From stocks to shiny stuff
China just hit a symbolic milestone: its largest domestic ETF is now a gold fund, not an equity fund. That’s a big deal because it says investors are choosing a shiny metal over the country’s benchmark stock market — and in market land, that’s basically the opposite of a pep rally.
Why people are piling into gold
The backstory is pretty simple: Chinese savings are drifting away from an unrecovered property market and an equity market that’s had more drama than a prestige TV finale. Gold is getting the “safe, steady, don’t ask questions” treatment, and the People’s Bank of China has been leaning in too, buying gold for 19 straight months through May.
Asia wants a bigger seat at the bullion table
This isn’t just about one ETF. Gold has been flowing out of London, Comex warehouses, and European vaults and into Asia, where demand keeps getting louder.
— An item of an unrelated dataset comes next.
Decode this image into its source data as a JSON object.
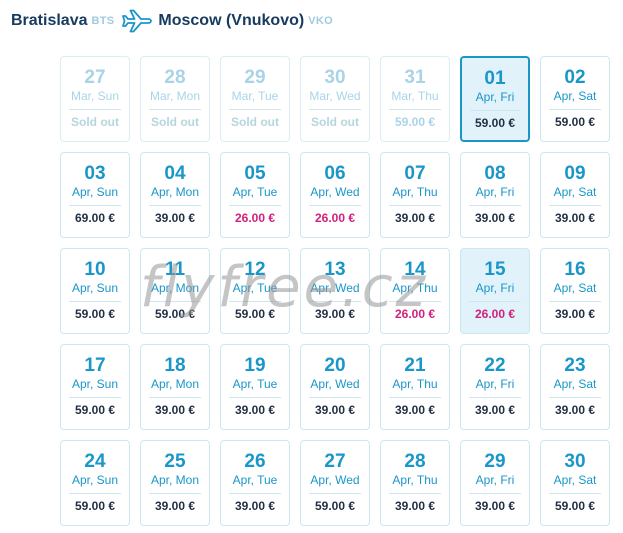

Now Hong Kong is launching a gold clearing and settlement system through Hong Kong Precious Metals Central Clearing Company, with names like HSBC, JPMorgan, Citi, UBS, and Bank of China providing initial liquidity.
HKEX is also waiving fees on U.S. dollar gold futures for a year, which is the financial equivalent of putting out free samples at the mall. If the setup works, Asia won’t just be buying more gold — it’ll have more say in how gold gets priced.
Big picture
For investors, the message is less “buy gold tomorrow” and more “watch where confidence is going.” When people stop trusting stocks and apartments, they don’t just move money — they rewrite the rules of what feels safe.